Hi, I am analysing the historical evolution of a network using time periods to build three different maps. To further understand the inner structure of each period and each cluster, I am trying to gain access to the cluster info. Nevertheless, I can’t find this details (cluster name and the term list that is related to each cluster) in the information that the script produces.
To gain access to this details I thought I would query the corpus to build three different set of data, one for each period. In practice this had to shortcomings:
- I won’t be able to query the third period (that is why I was asking this: https://docs.cortext.net/question/not-being-able-to-query-a-new-corpus/), so this option is momently out of the menu.
- The maps and clusters I get differ and I get the feeling that I could be missing something important here. Both graphics have been produced with the same specs (top150 nodes) and the same term list (terms_400). In the historical network mapping I’ve selected that each period should have the same amount of nodes; if I don’t do this, I would get a very small network in relation to following periods. This, then, would difficult the analysis and comprarison. Here, some screenshots I made:
Just in case the images do not upload. Here are the links:
Historical Network: https://www.dropbox.com/s/44mlpa5gqjdmv9o/1-hn-ener-92-2016-selglobal0-0top150-isitermsglobal-400-isitermsglobal-400-distributionalcooc-99999-ot0-47-9999-loutrue.png?dl=0
Network from the same period using the Queried corpus: https://www.dropbox.com/s/tu4fqumxfau1a2o/2-hn-ener-92-2016-selglobal1992-2000top150-isitermsglobal-400-isitermsglobal-400-distributionalcooc-99999-ot0-39-9999-loutrue.png?dl=0
Have you got any clues on what is going on here? May be I am being too picky about this, from a general perspective the ideas do not differ so much. But, anyways, some clusters appear connected through different words and have been set at different distances. Then, I get the feeling that there is something I don’t seem to be getting.
Thanks in advance!
I just had a look to query script and made some changes such that temporal time field appears as Time Steps in the form (and not ISIpubdate) and Periods (instead of ISIpubdate_custom). It should make things easier in the future although it is not the explanation for the bug you observed.

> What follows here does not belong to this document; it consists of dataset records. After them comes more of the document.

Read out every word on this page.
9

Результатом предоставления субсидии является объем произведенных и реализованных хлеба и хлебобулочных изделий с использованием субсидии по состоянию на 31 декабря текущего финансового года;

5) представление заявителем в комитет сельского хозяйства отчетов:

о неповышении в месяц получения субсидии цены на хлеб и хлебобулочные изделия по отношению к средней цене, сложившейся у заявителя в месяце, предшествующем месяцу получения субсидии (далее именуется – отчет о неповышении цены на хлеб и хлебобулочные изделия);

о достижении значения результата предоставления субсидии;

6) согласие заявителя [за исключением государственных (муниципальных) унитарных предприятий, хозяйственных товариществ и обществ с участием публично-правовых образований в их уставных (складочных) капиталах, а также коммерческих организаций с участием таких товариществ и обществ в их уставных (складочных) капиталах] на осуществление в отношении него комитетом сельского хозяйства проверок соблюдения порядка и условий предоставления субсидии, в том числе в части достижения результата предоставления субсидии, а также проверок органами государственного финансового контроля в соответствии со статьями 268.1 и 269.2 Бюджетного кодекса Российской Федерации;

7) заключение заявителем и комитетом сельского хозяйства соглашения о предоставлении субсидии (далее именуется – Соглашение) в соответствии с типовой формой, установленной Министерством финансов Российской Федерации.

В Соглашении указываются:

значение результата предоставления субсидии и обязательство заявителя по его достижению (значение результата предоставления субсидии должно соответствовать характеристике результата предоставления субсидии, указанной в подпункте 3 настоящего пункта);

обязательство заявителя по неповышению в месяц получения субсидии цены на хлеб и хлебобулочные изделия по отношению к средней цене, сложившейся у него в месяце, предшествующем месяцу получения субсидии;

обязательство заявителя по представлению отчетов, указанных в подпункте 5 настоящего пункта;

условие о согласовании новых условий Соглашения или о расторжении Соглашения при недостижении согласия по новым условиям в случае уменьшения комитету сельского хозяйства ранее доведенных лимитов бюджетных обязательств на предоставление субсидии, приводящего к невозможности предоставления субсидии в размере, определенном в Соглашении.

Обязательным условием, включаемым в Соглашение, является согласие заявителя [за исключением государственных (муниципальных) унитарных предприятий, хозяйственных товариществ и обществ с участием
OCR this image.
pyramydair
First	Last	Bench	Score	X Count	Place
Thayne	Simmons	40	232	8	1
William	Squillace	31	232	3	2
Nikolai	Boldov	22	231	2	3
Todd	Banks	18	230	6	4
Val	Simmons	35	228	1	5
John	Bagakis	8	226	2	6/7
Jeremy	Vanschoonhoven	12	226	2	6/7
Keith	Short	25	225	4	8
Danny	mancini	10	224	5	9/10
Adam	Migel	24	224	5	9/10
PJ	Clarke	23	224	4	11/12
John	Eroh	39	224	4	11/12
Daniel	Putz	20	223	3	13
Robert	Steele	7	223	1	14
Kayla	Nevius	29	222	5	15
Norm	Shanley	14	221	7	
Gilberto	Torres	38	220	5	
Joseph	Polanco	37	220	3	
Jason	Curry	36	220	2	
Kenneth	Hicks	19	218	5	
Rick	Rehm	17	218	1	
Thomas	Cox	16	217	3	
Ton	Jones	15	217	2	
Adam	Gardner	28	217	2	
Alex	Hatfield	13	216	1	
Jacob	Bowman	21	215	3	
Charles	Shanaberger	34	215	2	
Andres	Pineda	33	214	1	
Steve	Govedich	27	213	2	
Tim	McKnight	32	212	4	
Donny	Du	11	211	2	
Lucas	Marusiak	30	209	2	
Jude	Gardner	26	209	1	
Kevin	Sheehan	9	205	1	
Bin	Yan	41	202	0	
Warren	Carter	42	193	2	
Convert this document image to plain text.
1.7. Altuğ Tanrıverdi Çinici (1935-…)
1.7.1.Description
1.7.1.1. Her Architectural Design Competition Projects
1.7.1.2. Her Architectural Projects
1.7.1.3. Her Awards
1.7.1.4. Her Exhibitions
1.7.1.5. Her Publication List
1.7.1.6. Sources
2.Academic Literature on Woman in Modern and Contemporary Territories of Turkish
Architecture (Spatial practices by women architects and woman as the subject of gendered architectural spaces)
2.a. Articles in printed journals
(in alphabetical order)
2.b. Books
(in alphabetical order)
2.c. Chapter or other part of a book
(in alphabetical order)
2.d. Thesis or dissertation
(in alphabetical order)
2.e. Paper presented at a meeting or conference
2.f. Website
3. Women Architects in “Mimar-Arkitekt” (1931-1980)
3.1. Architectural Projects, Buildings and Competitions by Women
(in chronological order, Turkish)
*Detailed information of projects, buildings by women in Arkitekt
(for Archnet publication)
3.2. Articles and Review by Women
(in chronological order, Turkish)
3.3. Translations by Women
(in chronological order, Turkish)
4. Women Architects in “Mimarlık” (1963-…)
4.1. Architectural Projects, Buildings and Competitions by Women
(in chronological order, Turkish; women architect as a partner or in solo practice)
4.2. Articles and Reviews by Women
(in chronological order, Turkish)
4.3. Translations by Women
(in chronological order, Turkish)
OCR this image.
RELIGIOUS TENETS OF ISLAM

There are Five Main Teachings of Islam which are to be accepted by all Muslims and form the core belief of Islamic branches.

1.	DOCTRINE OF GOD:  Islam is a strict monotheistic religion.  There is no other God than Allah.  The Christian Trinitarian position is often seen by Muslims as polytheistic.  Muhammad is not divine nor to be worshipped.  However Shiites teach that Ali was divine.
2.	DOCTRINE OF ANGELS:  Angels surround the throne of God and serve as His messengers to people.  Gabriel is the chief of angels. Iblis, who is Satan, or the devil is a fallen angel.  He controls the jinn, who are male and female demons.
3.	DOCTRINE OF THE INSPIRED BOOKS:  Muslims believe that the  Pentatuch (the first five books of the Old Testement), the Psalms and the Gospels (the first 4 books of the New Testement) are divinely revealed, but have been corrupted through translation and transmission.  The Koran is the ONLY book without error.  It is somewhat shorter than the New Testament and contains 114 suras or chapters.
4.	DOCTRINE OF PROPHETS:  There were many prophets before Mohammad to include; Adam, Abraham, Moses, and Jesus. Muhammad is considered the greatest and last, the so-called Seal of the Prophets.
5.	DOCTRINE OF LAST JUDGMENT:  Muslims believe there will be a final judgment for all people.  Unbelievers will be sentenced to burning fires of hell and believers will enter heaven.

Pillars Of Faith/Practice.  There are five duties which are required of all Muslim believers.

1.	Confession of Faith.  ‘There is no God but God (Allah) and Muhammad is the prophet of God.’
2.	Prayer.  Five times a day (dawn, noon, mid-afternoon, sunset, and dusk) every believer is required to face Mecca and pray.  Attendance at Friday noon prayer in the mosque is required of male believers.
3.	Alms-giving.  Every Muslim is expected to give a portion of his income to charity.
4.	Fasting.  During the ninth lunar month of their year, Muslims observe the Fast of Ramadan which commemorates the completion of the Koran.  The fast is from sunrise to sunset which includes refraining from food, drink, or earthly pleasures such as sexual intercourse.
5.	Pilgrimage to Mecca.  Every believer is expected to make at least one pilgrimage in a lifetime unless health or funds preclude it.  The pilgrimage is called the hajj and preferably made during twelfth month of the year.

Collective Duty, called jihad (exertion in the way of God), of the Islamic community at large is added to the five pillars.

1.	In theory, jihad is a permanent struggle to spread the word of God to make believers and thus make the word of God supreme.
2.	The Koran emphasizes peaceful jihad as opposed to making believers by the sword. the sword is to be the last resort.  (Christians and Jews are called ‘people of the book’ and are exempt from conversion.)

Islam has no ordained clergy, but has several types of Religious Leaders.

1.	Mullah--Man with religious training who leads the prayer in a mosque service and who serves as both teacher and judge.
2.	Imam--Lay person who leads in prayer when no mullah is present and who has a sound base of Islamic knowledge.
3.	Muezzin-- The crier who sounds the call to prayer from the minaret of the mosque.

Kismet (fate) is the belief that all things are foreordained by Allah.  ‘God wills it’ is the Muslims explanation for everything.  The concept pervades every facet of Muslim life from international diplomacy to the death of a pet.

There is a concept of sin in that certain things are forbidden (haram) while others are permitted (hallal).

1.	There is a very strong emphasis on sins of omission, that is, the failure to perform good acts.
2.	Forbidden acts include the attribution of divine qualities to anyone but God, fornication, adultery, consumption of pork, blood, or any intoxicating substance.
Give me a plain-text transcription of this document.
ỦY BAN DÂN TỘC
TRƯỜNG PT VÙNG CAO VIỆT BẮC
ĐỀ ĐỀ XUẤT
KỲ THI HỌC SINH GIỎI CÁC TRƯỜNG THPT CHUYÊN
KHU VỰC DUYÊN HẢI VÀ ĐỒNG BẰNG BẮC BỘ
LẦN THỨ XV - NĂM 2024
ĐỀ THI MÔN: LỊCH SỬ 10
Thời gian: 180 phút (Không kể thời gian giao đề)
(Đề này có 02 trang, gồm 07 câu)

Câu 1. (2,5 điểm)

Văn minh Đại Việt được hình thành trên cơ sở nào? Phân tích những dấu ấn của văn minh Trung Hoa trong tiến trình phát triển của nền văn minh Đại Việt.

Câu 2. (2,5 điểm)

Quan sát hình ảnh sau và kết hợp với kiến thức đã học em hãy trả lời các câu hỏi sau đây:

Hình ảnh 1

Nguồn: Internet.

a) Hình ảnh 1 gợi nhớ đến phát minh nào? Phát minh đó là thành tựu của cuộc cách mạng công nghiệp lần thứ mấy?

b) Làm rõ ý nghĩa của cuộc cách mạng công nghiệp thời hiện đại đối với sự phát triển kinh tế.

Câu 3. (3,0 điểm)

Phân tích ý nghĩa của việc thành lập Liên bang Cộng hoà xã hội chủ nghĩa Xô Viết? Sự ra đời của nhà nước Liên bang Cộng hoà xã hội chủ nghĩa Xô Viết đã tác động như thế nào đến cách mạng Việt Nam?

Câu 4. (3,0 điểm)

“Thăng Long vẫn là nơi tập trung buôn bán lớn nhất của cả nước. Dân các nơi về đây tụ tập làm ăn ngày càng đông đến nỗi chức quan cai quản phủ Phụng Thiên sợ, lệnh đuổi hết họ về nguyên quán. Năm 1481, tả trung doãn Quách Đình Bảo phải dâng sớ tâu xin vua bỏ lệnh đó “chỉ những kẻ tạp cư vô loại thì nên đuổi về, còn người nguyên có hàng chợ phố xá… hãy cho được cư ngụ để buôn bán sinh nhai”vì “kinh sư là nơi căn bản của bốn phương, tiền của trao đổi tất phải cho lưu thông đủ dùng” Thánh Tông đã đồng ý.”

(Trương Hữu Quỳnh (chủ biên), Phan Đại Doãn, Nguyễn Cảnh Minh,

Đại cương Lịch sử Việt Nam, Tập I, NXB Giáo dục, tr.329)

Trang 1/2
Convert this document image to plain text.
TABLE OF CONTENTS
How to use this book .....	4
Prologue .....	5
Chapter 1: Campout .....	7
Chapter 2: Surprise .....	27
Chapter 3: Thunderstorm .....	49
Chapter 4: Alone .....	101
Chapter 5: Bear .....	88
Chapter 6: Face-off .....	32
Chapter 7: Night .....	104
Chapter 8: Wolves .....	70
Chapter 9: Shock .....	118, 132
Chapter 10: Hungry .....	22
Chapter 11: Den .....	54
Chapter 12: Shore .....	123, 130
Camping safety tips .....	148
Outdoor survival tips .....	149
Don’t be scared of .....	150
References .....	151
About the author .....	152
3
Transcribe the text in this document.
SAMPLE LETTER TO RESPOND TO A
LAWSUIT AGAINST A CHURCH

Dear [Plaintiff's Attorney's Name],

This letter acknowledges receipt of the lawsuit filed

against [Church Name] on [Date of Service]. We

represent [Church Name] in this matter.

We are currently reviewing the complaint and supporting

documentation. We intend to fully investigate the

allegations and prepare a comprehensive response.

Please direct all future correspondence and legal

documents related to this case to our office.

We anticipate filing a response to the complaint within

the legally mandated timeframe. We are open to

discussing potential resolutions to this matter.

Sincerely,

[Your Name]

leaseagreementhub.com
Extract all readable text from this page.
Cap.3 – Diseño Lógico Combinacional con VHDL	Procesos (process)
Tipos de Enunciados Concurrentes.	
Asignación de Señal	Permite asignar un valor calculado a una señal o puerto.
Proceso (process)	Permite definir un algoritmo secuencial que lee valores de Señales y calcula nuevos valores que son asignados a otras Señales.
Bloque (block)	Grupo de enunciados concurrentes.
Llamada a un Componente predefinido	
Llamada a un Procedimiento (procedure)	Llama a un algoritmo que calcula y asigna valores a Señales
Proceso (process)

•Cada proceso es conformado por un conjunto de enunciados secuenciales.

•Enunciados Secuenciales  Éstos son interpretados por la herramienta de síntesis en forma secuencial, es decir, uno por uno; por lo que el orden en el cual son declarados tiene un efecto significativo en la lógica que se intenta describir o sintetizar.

I tested it and in my case selecting Periods as the target field for my query and typing data =’2′ worked very well.
I assume you may have an issue in the way period slicer operated. Have you checked the log of this script to actually verufy the number of periods that were created ?
Regarding the second issue. Do you mean that producing three different maps from a different sub-corpus yields a different outcome than generating three temporal maps ?
If so, it is probably because the automatic thresholding will adapt precisely to each map in one case, and adopt the smallest threshold that guarantee that the network is “connected” in the other case. So networks are not comparable.
(regarding the FIRST question)
Period slicer says, that has ‘ correctly finished ‘ .
Also, I manage so see with ‘corpus explorer’ that at the ‘Pubdate_Cu’ (Custom Pub Date) field everything is ok. The value is correctly set at ‘2’.
2018-11-05 22:13:13 INFO : Period Slicer Started
2018-11-05 22:13:13 INFO :
Period slices definition:
Enter a custom time partition: ‘[1991:2000];[2001:2007];[2008:2016]’
2018-11-05 22:13:15 INFO : Creating time slices according to this time division: [‘1991_2000’, ‘2001_2007’, ‘2008_2016’]
2018-11-05 22:13:17 INFO : New Time table ISIpubdate_custom created
2018-11-05 22:13:17 INFO : Period Slicer correctly finished
Regarding the SECOND question: Do you mean that producing three different maps from a different sub-corpus yields a different outcome than generating three temporal maps ?
Answer: I am sorry, I think I didn’t explain myself right. I have two networks, both analyse the same period from the same database. One is made with the ‘Network mapping’ using the periods detected with ‘Time Period’ and constructed with ‘Period slicer’. The other is done by using a specific database for the same period that was queried using ‘query corpus’. Both networks should be representing the same (or so I though), using the same term_list, the same number of nodes and using ‘louvain’ algorithm to build the clusters.